Director – Mark Lewis, Screenplay – Dick Chevillat, Jay Sommers & Leslie Stevens, Story – Dick Chevillat & Jay Sommers, Producer – Sybil Robson, Photography – Richard Michalak, Music – Charles Fox, Music Supervisor – Tom Bähler, Animatronic Effects – Paul Mejias, Production Design – Philip Messina. Production Company – RAS Entertainment Ltd/Robson Entertainment
Michael Roescher (Hanky Royce), Kristy Young (Jinnie Sue McCallister), James Donadio (Gilbert Sipes), Doug Stone (Luke McCallister), Deborah Hobart (Jessica Royce), Ted Manson (Henry Royce), Justin Garms (Voice of Gordy)
On Meadow Brook farm, the young pig Gordy’s family are taken away from him. And so he decides to set out on a quest to find them. Along route, Gordy is found by young Jinnie Sue McAllister who travels with her father, a touring Country-and-Western singer. At a governor’s fundraiser, Gordy jumps into a pool to save young Hanky Royce whereupon he is declared a hero. Jinnie Sue decides to leave Gordy in Hanky’s care. Hanky discovers that he can talk to Gordy. Hanky’s grandfather, a successful businessman, wants to use Gordy to promote his products. However, the double-dealing director of public relations tries to sabotage this and have Gordy kidnapped. The grandfather then dies and leaves everything to Hanky in his will and places Gordy in charge of the company.
Gordy is a shameless ripoff of Babe (1995). Babe, which came out the same year but four months later than Gordy, concerned the travails of a poor orphan pig in the human world. The film was a magical delight and became a big hit. The makers of Gordy have clearly attempted to jump aboard the success of Babe. You could maybe think it was a case of coincidence given the time it takes to get a film made but the makers of Gordy have copied Babe on almost every point – even down to appropriating an identical cute, plaintive voice for the pig. You would think that at the very least could have had sufficient originality to use a different animal than a pig.
The main difference between Gordy and Babe is that in Gordy the central concept has been transplanted to the American heartland. This gets to be a little too much – the film comes replete with Country-and-Western music and line dancing, while performances are given in front of the American flag and people are invoked to say their prayers. There is even a Bill Clinton voice imitator.

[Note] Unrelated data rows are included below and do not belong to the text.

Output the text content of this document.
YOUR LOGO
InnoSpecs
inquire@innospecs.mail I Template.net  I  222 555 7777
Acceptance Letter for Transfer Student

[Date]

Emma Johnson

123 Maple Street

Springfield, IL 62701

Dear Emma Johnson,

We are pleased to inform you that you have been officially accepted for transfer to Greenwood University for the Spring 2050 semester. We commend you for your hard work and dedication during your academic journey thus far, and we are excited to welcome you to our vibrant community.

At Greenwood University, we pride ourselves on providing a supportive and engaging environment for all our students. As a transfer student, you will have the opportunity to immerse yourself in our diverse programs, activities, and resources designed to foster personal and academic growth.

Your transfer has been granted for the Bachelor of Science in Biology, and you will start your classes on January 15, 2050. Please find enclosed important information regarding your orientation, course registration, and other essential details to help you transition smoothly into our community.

The plot is puerile – the height of ridiculousness is when the film gets to the point of the pig inheriting and running a corporation. Gordy was also made on a much lower budget than Babe was. Babe created its pig effects using animatronics and CGI; alas, Gordy is forced to rely on using a real pig. However, the pig cast in the role is unappealing and ugly, while the scenes of it supposedly talking do not even seem in the remotest convincing. Michael Roescher gives a thoroughly insipid performance as the kid. It is hard to believe that this dire film received a cinematic release from the normally reputable arthouse releasing chain Miramax.